Поднялись по крутой витой лестницей и оказались у стеклянных дверей, ведущих в оранжерею. Здесь моя проводница остановилась и так же молча велела подождать. Она стояла рядом неподвижная и бесстрастная, как статуя. Я медленно считала про себя. Минут через пятнадцать девушка так же жестом предложила мне войти.

Засомневавшись всего на секунду, я толкнула двери, проходя в зимний сад.

Воздух в оранжерее был теплым и влажным, окутывая меня, как мягкое облако, и резко контрастировал с холодом коридоров. Зеленые растения, словно стражи, возвышались вокруг, пряча от любопытных глаз. Тишина, нарушаемая лишь шорохом листьев и слабым журчанием фонтана в центре сада, создавала почти магическую атмосферу, и на мгновение я ощутила себя оторванной от реальности. Одна сторона стеклянных окон выходила на улицу, где кружили в воздухе, мерцающие в свете фонарей снежинки. Другая же в зал приема, открывая великолепный вид на собравшихся там людей.
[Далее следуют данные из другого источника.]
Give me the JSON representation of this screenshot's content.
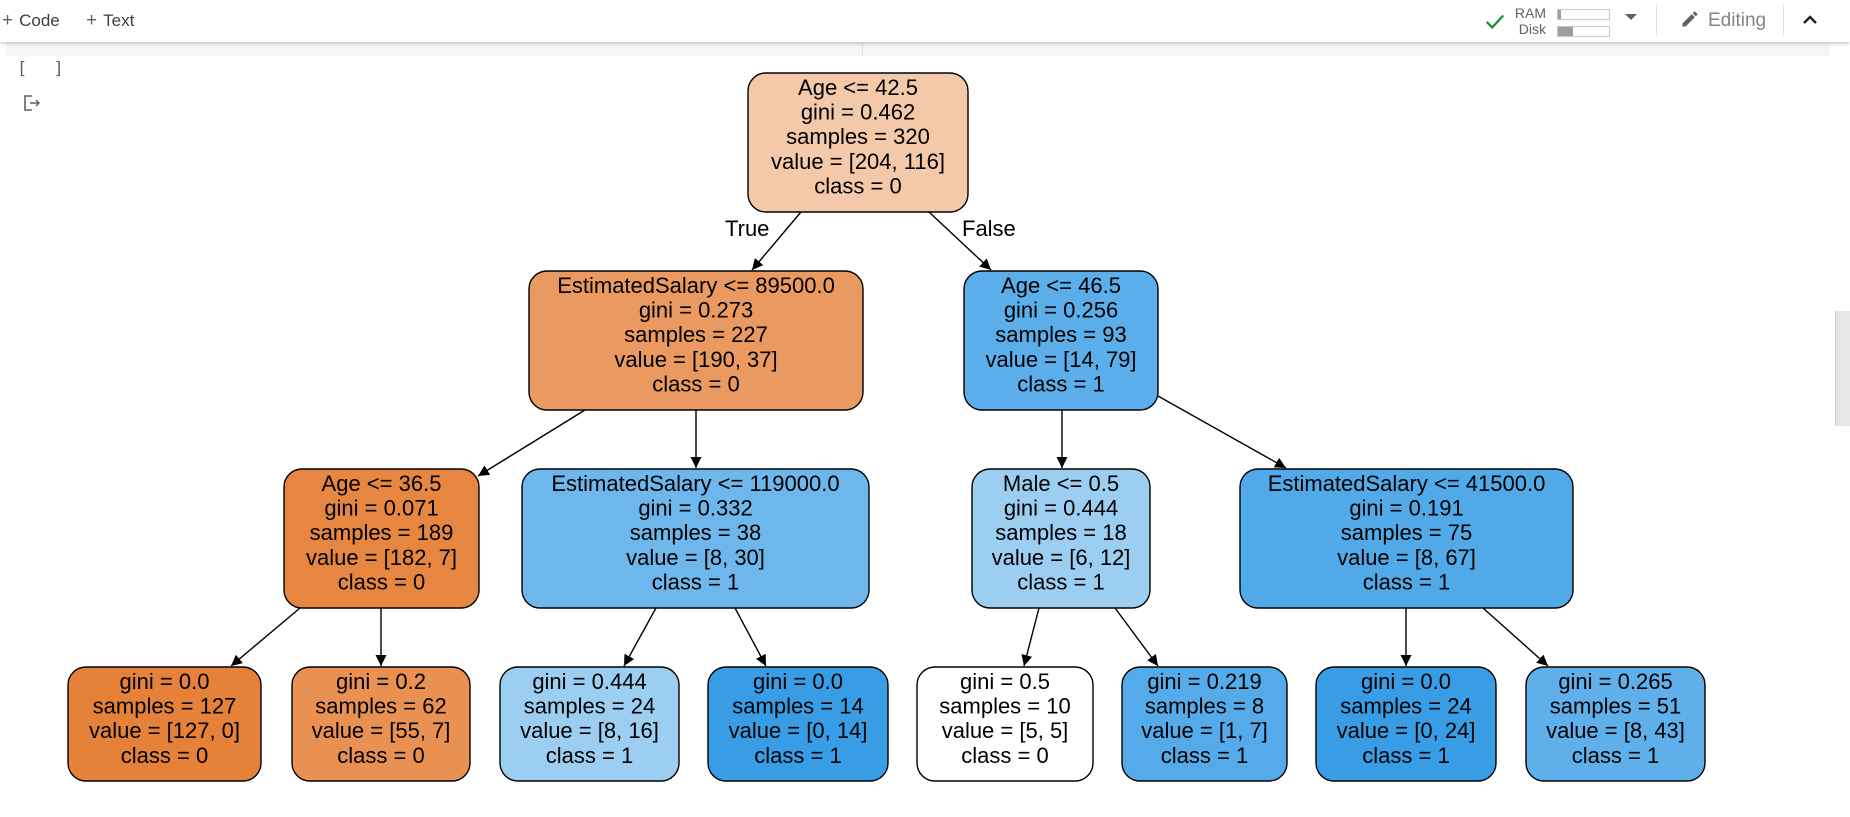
{
  "toolbar": {
    "code_label": "Code",
    "text_label": "Text",
    "ram_label": "RAM",
    "disk_label": "Disk",
    "ram_usage_fraction": 0.05,
    "disk_usage_fraction": 0.3,
    "mode_label": "Editing",
    "status_color": "#1e8e3e"
  },
  "cell": {
    "run_indicator": "[ ]"
  },
  "tree": {
    "edge_labels": {
      "true_label": "True",
      "false_label": "False"
    },
    "nodes": [
      {
        "id": "n0",
        "lines": [
          "Age <= 42.5",
          "gini = 0.462",
          "samples = 320",
          "value = [204, 116]",
          "class = 0"
        ],
        "color": "#f4c9aa"
      },
      {
        "id": "n1",
        "lines": [
          "EstimatedSalary <= 89500.0",
          "gini = 0.273",
          "samples = 227",
          "value = [190, 37]",
          "class = 0"
        ],
        "color": "#ea9a60"
      },
      {
        "id": "n2",
        "lines": [
          "Age <= 46.5",
          "gini = 0.256",
          "samples = 93",
          "value = [14, 79]",
          "class = 1"
        ],
        "color": "#5caeea"
      },
      {
        "id": "n3",
        "lines": [
          "Age <= 36.5",
          "gini = 0.071",
          "samples = 189",
          "value = [182, 7]",
          "class = 0"
        ],
        "color": "#e68640"
      },
      {
        "id": "n4",
        "lines": [
          "EstimatedSalary <= 119000.0",
          "gini = 0.332",
          "samples = 38",
          "value = [8, 30]",
          "class = 1"
        ],
        "color": "#6eb7ec"
      },
      {
        "id": "n5",
        "lines": [
          "Male <= 0.5",
          "gini = 0.444",
          "samples = 18",
          "value = [6, 12]",
          "class = 1"
        ],
        "color": "#9ccef2"
      },
      {
        "id": "n6",
        "lines": [
          "EstimatedSalary <= 41500.0",
          "gini = 0.191",
          "samples = 75",
          "value = [8, 67]",
          "class = 1"
        ],
        "color": "#51a9e8"
      },
      {
        "id": "n7",
        "lines": [
          "gini = 0.0",
          "samples = 127",
          "value = [127, 0]",
          "class = 0"
        ],
        "color": "#e58139"
      },
      {
        "id": "n8",
        "lines": [
          "gini = 0.2",
          "samples = 62",
          "value = [55, 7]",
          "class = 0"
        ],
        "color": "#e89152"
      },
      {
        "id": "n9",
        "lines": [
          "gini = 0.444",
          "samples = 24",
          "value = [8, 16]",
          "class = 1"
        ],
        "color": "#9ccef2"
      },
      {
        "id": "n10",
        "lines": [
          "gini = 0.0",
          "samples = 14",
          "value = [0, 14]",
          "class = 1"
        ],
        "color": "#399de5"
      },
      {
        "id": "n11",
        "lines": [
          "gini = 0.5",
          "samples = 10",
          "value = [5, 5]",
          "class = 0"
        ],
        "color": "#ffffff"
      },
      {
        "id": "n12",
        "lines": [
          "gini = 0.219",
          "samples = 8",
          "value = [1, 7]",
          "class = 1"
        ],
        "color": "#55abe9"
      },
      {
        "id": "n13",
        "lines": [
          "gini = 0.0",
          "samples = 24",
          "value = [0, 24]",
          "class = 1"
        ],
        "color": "#399de5"
      },
      {
        "id": "n14",
        "lines": [
          "gini = 0.265",
          "samples = 51",
          "value = [8, 43]",
          "class = 1"
        ],
        "color": "#5eafea"
      }
    ],
    "edges": [
      [
        "n0",
        "n1"
      ],
      [
        "n0",
        "n2"
      ],
      [
        "n1",
        "n3"
      ],
      [
        "n1",
        "n4"
      ],
      [
        "n2",
        "n5"
      ],
      [
        "n2",
        "n6"
      ],
      [
        "n3",
        "n7"
      ],
      [
        "n3",
        "n8"
      ],
      [
        "n4",
        "n9"
      ],
      [
        "n4",
        "n10"
      ],
      [
        "n5",
        "n11"
      ],
      [
        "n5",
        "n12"
      ],
      [
        "n6",
        "n13"
      ],
      [
        "n6",
        "n14"
      ]
    ]
  }
}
Как раз у этих окон стояла невысокая женская фигурка, укутанная в тончайшую шаль и наблюдающая за людьми внизу.

Я замерла, разглядывая женскую фигуру у окна. Шаль, обвивавшая её плечи, едва колыхалась, словно под её движением или дыханием. Вся её поза говорила о глубоком раздумье, может быть, даже тревоге. Лёгкий свет от фонарей из зала касался её силуэта, но лицо оставалось скрытым в полумраке.

Я сделала осторожный шаг вперёд, чувствуя, как мое сердце колотится в груди. Вдруг женщина повернулась, и я мгновенно узнала её — госпожа Павлова, супруга сенатора.

Она мягко улыбнулась мне, на мгновение вызвав все тоже ощущение знакомости.

— Добрый вечер, Оливия, — ее голос был под стать виду, мягкий, обволакивающий, вызывающий доверие, но в тоже время наполненный повелительной силой. Мне, при всем моем свободолюбии и независимости, было до нее очень и очень далеко. — Спасибо, что приняли мое приглашение и согласились составить компанию за бокалом вина. И прошу прощения за ожидание: у моего мужа оказался неожиданно приятный собеседник, я позволила себе задержаться.

Она махнула рукой, указывая на маленький столик, стоявший у панорамных окон, накрытый на две персоны, и два кресла перед ним, приглашая меня занять одно из них.

Я последовала приглашению хозяйки, опустилась в одно из кресел, Павлова заняла второе.

— Благодарю вас за приглашение, госпожа Павлова, — тихо сказала я, еще не зная, как и о чем пойдет наш разговор.

— Можно просто Зинаида Дмитриевна, Олив. Могу ведь я называть вас Олив, в конце концов я старше вас и гожусь вам в матери, — мы обе улыбнулись, понимая абсурдность такого предположения, ведь жене сенатора было всего 45 лет. Впрочем, если говорить о ментальном возрасте, женщина действительно была значительно старше и мудрее.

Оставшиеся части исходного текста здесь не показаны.